Neste momento de pandemia em que o Brasil torna-se o epicentro do mundo em número de contágios pela COVID 19, a  população negra vem a ser a mais atingida em meio às suas condições de moradia, saneamento básico e dependência do SUS ( Sistema Único de Saúde), que encontra-se sucateado ou sem condições de atendimento a todos os pacientes. Surge neste cenário pantanoso, a ascenção de coletivos de favelas, rearticulando suas forças através de redes de apoio social a moradores que  distribuem  cestas básicas e organizam a luta anti racista através da unificação de suas reivindicações.

 Militantes pertencentes a estes coletivos através de seus ativismos no mundo real e nas redes tornaram-se referências  para decisões importantes em determinadas instituições de poder. Em decisão do Supremo Tribunal Federal de se conceder a liminar de suspensão das operações policiais nas favelas no Estado do Rio de Janeiro, o ministro Edson Fachin fez referência a três militantes de importante visibilidade na causa: Raul Santiago, Renê Silva e Buba Aguiar. Esta informação foi twittada na conta da jornalista da Globo News e ativista de Direitos Humanos Flavia Oliveira no dia 6 de junho.

Ccnversamos com a militante Buba Aguiar sobre o movimento “ Vidas negras importam”.

 

1-Qual a importância da luta anti racista para os movimentos de favelas?
É questão de vida, ancestralidade, ainda mais visto que a esmagadora maioria dos moradores das favelas são negros.

2-Como você analisa o fato do movimento “ Vidas negras importam” ter eclodido somente agora na sociedade?
Agora a sociedade quis enxergar essa pauta, pois há muito anos estamos nas ruas dizendo que nossas vidas (e mortes) importam.

3-Quais as semelhanças e diferenças que você percebe entre o movimento dos EUA e o Brasil?
A comparação é complicada, mas inevitável. O racismo é global. Mas o Brasil foi fundado, economica e socialmente, em cima da escravidão e isso é refletido ainda hoje. A atuação das polícias nas manifestações lá e cá são diferentes. No Brasil é utópico pensar em ver policiais ajoelharem diante de manifestantes antirracistas, por exemplo.

4-Como é para você protestar num momento de isolamento social, visto que somente determinada classe tem esse direito?
É isso, não temos direito às medidas de prevenção completa. Nenhuma medida foi pensada para contemplar o povo pobre, já começando pelo acesso à água e terminando no direito à saúde de qualidade. Diante do aumento expressivo das mortes em operações policiais ficou incabível continuarmos fazendo ações sociais somente nos nossos territórios, tivemos de tomar as ruas. Pra mim foi uma mistura de sentimentos, a maior parte ruins.
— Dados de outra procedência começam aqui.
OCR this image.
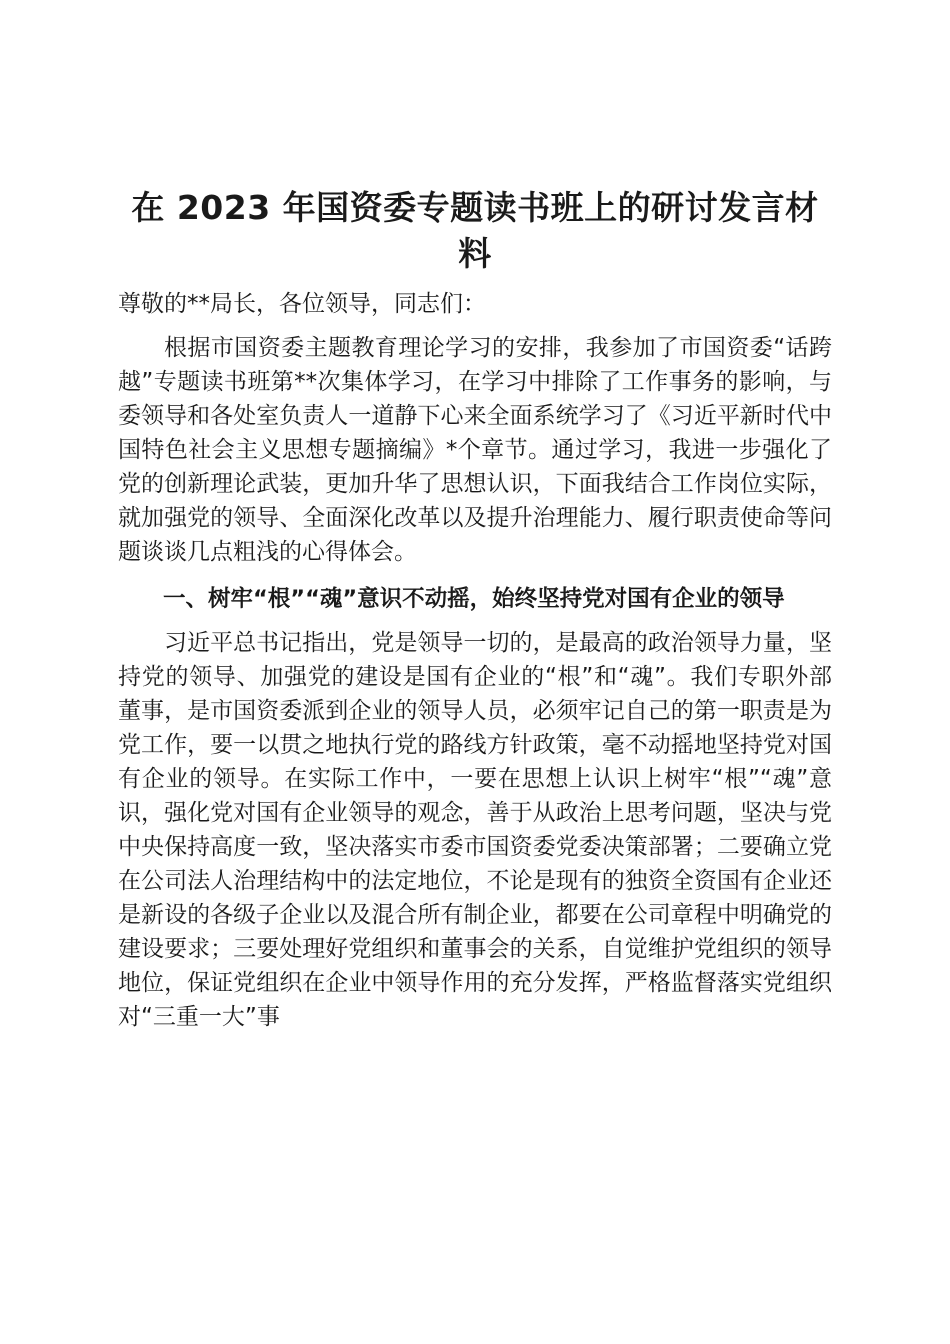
在 2023 年国资委专题读书班上的研讨发言材料

尊敬的**局长，各位领导，同志们：

根据市国资委主题教育理论学习的安排，我参加了市国资委“话跨越”专题读书班第**次集体学习，在学习中排除了工作事务的影响，与委领导和各处室负责人一道静下心来全面系统学习了《习近平新时代中国特色社会主义思想专题摘编》*个章节。通过学习，我进一步强化了党的创新理论武装，更加升华了思想认识，下面我结合工作岗位实际，就加强党的领导、全面深化改革以及提升治理能力、履行职责使命等问题谈谈几点粗浅的心得体会。

一、树牢“根”“魂”意识不动摇，始终坚持党对国有企业的领导

习近平总书记指出，党是领导一切的，是最高的政治领导力量，坚持党的领导、加强党的建设是国有企业的“根”和“魂”。我们专职外部董事，是市国资委派到企业的领导人员，必须牢记自己的第一职责是为党工作，要一以贯之地执行党的路线方针政策，毫不动摇地坚持党对国有企业的领导。在实际工作中，一要在思想上认识上树牢“根”“魂”意识，强化党对国有企业领导的观念，善于从政治上思考问题，坚决与党中央保持高度一致，坚决落实市委市国资委党委决策部署；二要确立党在公司法人治理结构中的法定地位，不论是现有的独资全资国有企业还是新设的各级子企业以及混合所有制企业，都要在公司章程中明确党的建设要求；三要处理好党组织和董事会的关系，自觉维护党组织的领导地位，保证党组织在企业中领导作用的充分发挥，严格监督落实党组织对“三重一大”事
Inaceitável que em meio à uma pandemia mundial a gente tenha que ir as ruas protestar por mortes em decorrência de ações policiais. Na primeira manifestação inclusive chorei… isso é incabível. Beira ao surreal.

5-A que se deve essa ascenção da juventude negra e coletivos de favela como protagonistas destas lutas neste momento?
Acho que não é o protagonismo em si, mas a capacidade de acompanhar os levantes populares que ocorrem e estar nessa movimentação. Juventude é vida e nós estamos lutando pelas nossas.

 

REFERÊNCIAS BIBLIOGRÁFICAS:

https://www.nexojornal.com.br/expresso/2020/06/01/A-escalada-de-protestos-nos-EUA.-E-a-rea%C3%A7%C3%A3o-de-Trump

https://www.nexojornal.com.br/entrevista/2020/06/01/%E2%80%98N%C3%A3o-d%C3%A1-para-falar-de-democracia-sem-falar-da-quest%C3%A3o-racial%E2%80%99

https://www.cartacapital.com.br/opiniao/o-brasil-nao-parou-por-joao-pedro-mattos/

Almeida, Silvio Luiz de. O que é racismo estrutural ? / Silvio Luiz de Almeida . -. Belo Horizonte/MG): Letramento, 2018.

FANON. Os condenados da terra. Juiz de Fora: UFJF, 2010. 

FANON, Frantz. Pele negra, máscaras brancas. Salvador: EdUfba, 2008.